Il portafoglio di Crypto Portfolio di Tim Draper va oltre il semplice Bitcoin

Il portafoglio di Crypto Portfolio di Tim Draper va oltre il semplice Bitcoin

Il miliardario uomo d’affari e investitore Tim Draper si è costruito una reputazione grazie alle sue opinioni rialziste su Bitcoin. Tuttavia, sembra che stia anche diversificando il suo portafoglio per includere altre attività digitali, seguendo la regola dell’investimento testata nel tempo.

Il modo giusto di investire

Recentemente, Draper è apparso in un’intervista con l’investitore e uomo d’affari britannico Rob Moore. Nell’intervista, la coppia ha parlato del mercato finanziario e di come la pandemia di coronavirus abbia costretto gli investitori a modificare i loro portafogli.

Draper ha spiegato che stava perdendo fiducia nel dollaro. In parte, ha detto che la Federal Reserve sta stampando 9 trilioni di dollari in valuta – una mossa che sta spingendo tutti gli investitori esperti ad abbandonare il denaro contante e ad investire in attività alternative.

Draper ha spiegato che questo rappresenta il vantaggio più significativo per Bitcoin System, un’attività la cui offerta ha un ancoraggio fisso. In parte, ha spiegato:

„Ce ne sono solo 21 milioni e avranno sempre più valore, visto che i governi ne hanno sempre meno“, ha detto in parte.

Dall’altro lato, Draper ha anche sottolineato che non è impegnato solo nella criptovaluta di punta. Ha espresso lode per la sua forchetta, Bitcoin Cash. L’investitore ha anche sottolineato che l’Etere si stava comportando piuttosto bene, anche se aveva preoccupazioni sul tasso di emissione dell’altcoin top.

Draper ha aggiunto a Moore che ora detiene un portafoglio di diverse valute crittografiche. Ha anche accreditato il fatto che il suo portafoglio è in crescita durante la pandemia alla sua capacità di trovare il giusto mix di attività digitali.

Collo-Depresso in Crypto

L’angelo investitore ha continuato la sua aggressiva spinta per le crittocorse, mentre sembra che si stia addentrando sempre più nel mercato. A parte la sua previsione che Bitcoin raggiungerà l’ancoraggio del prezzo di 250.000 dollari, ha anche guadagnato notorietà per aver portato la sua aggressività in stile Wall Street all’investimento crittografato.

All’inizio di questa settimana, Draper si è unito al panel di Unitize, dove ha promosso le Initial Coin Offering (ICO) come un mezzo molto migliore per fare soldi rispetto alla tradizionale Initial Public Offering (IPO) – specialmente per le aziende a catena di blocco.

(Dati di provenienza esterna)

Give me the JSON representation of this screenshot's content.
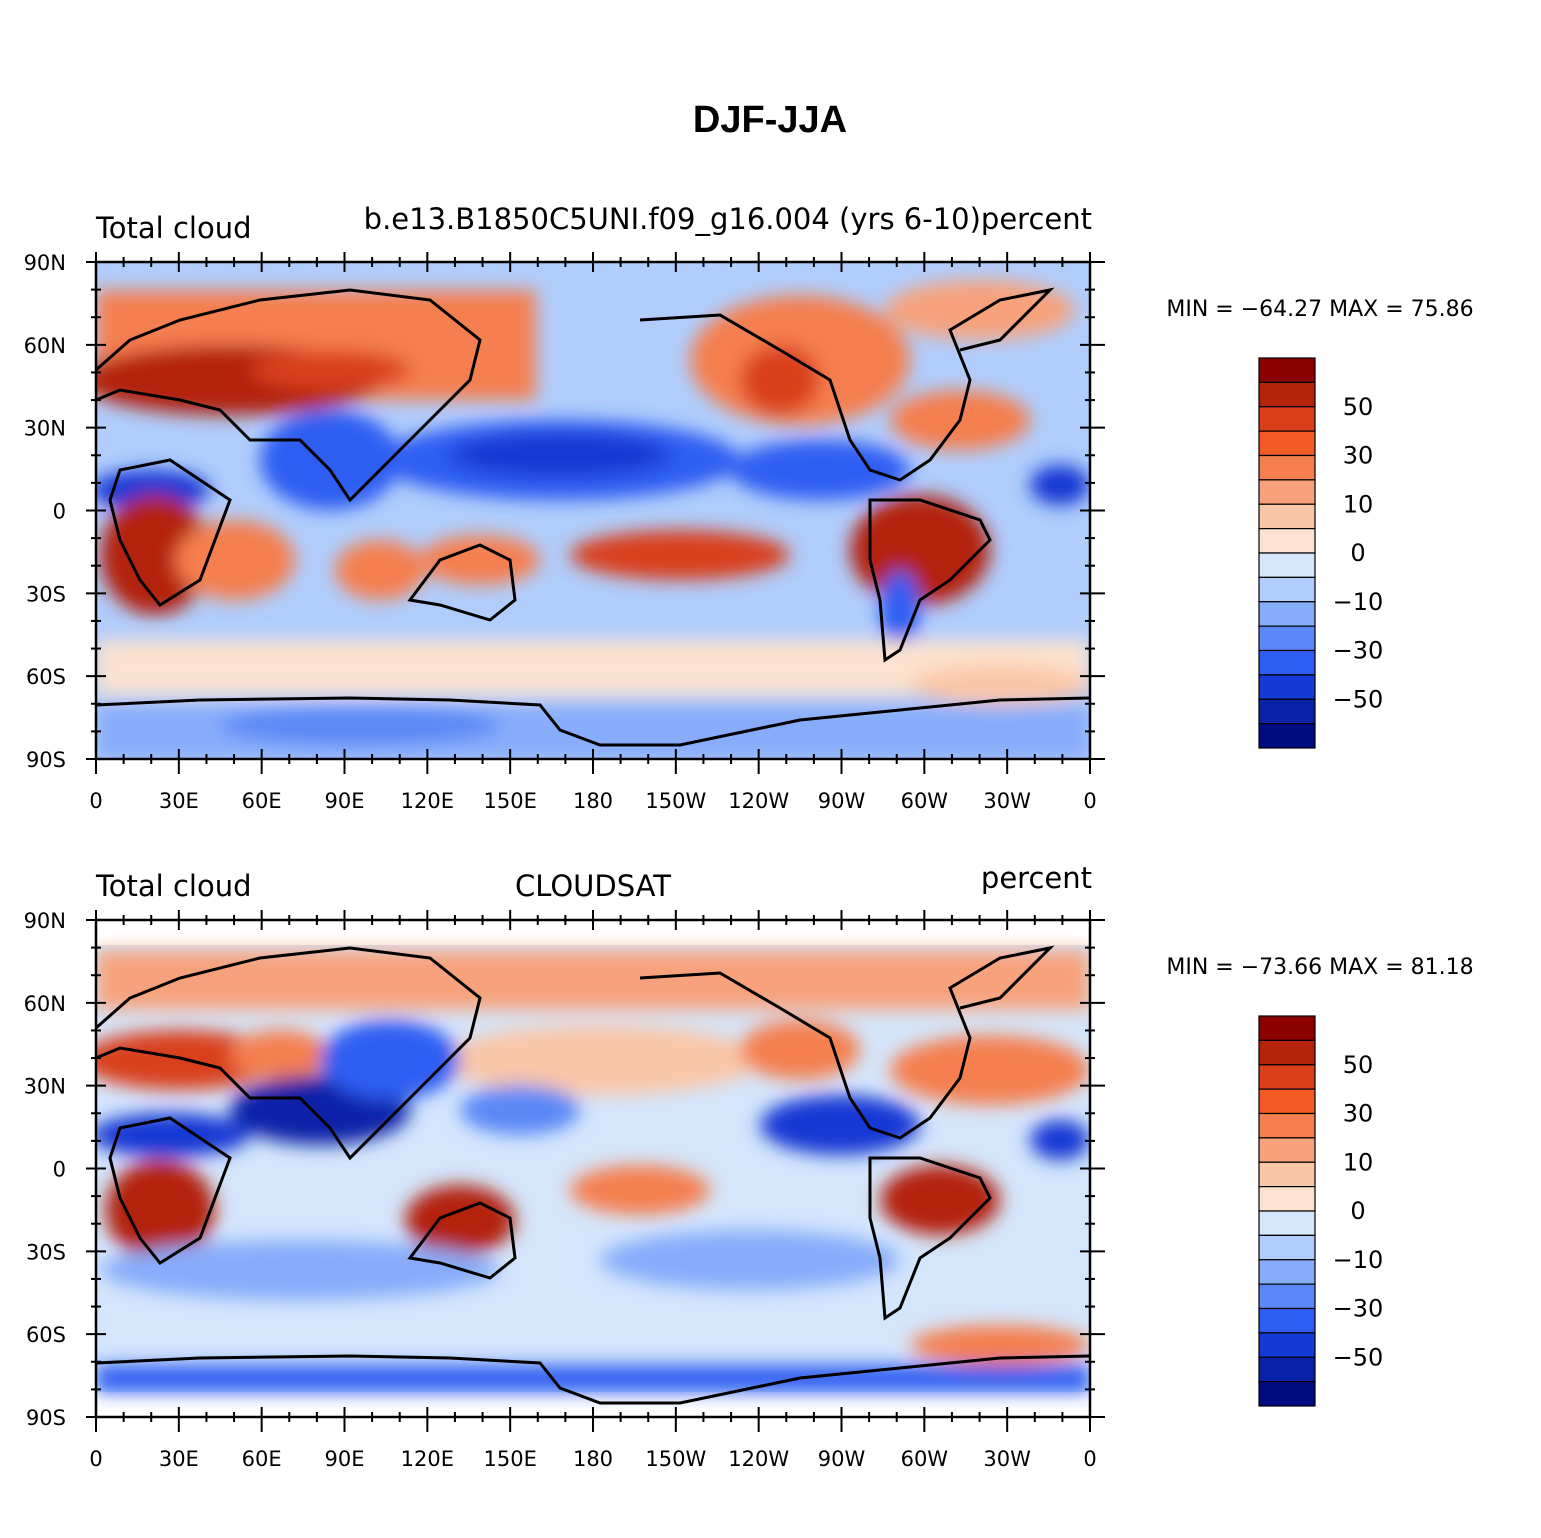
{
  "figure": {
    "title": "DJF-JJA"
  },
  "panels": [
    {
      "variable_label": "Total cloud",
      "source_label": "b.e13.B1850C5UNI.f09_g16.004 (yrs 6-10)",
      "units_label": "percent",
      "stats_text": "MIN = −64.27  MAX =   75.86"
    },
    {
      "variable_label": "Total cloud",
      "source_label": "CLOUDSAT",
      "units_label": "percent",
      "stats_text": "MIN = −73.66  MAX =   81.18"
    }
  ],
  "axes": {
    "lat_ticks": [
      "90N",
      "60N",
      "30N",
      "0",
      "30S",
      "60S",
      "90S"
    ],
    "lon_ticks": [
      "0",
      "30E",
      "60E",
      "90E",
      "120E",
      "150E",
      "180",
      "150W",
      "120W",
      "90W",
      "60W",
      "30W",
      "0"
    ]
  },
  "colorbar": {
    "labels": [
      "50",
      "30",
      "10",
      "0",
      "−10",
      "−30",
      "−50"
    ],
    "colors": [
      "#8c0000",
      "#b3240a",
      "#d9401a",
      "#f25c24",
      "#f57f4f",
      "#f7a27c",
      "#fac6a8",
      "#fde3cf",
      "#d4e6fc",
      "#b0cdfc",
      "#87acfa",
      "#5a88f7",
      "#2f5df2",
      "#1439d4",
      "#0a22a8",
      "#000c80"
    ]
  },
  "palette": {
    "land_outline": "#000000",
    "background": "#ffffff"
  }
}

Durante il panel, Draper ha spiegato che le normative esistenti hanno reso difficile per le imprese a catena di blocco rendere pubblica la propria offerta. Egli ha sottolineato che il processo di IPO in passato ha reso più facile per le aziende del valore di 150 milioni di dollari, e con 20 milioni di dollari di entrate, potrebbe diventare pubblico. Ora, non raccomanderà un’IPO per un’azienda che vale meno di 10 miliardi di dollari.

Tuttavia, i metodi alternativi di raccolta fondi – compresi gli investimenti più piccoli e la tokenizzazione – possono aiutare le aziende in blocco a sopravvivere.

„Le autorità di regolamentazione hanno reso talmente costoso renderlo pubblico che non ne vale davvero la pena […] I maggiori investimenti provengono da quei grandi fondi, e questo tende ad essere un modo più facile per ottenere il vostro denaro che cercare di renderlo pubblico“.

Ha anche sottolineato che la diversità è vitale in termini di finanziamenti per le fasi iniziali di avvio. Con un ICO o un altro mezzo di finanziamento alternativo, fattori come la storia, l’origine, la razza e il sesso diventano irrilevanti quando si tratta di quale azienda finanziare. Alla fine, i fattori più vitali sono l’azienda e le soluzioni che spera di portare.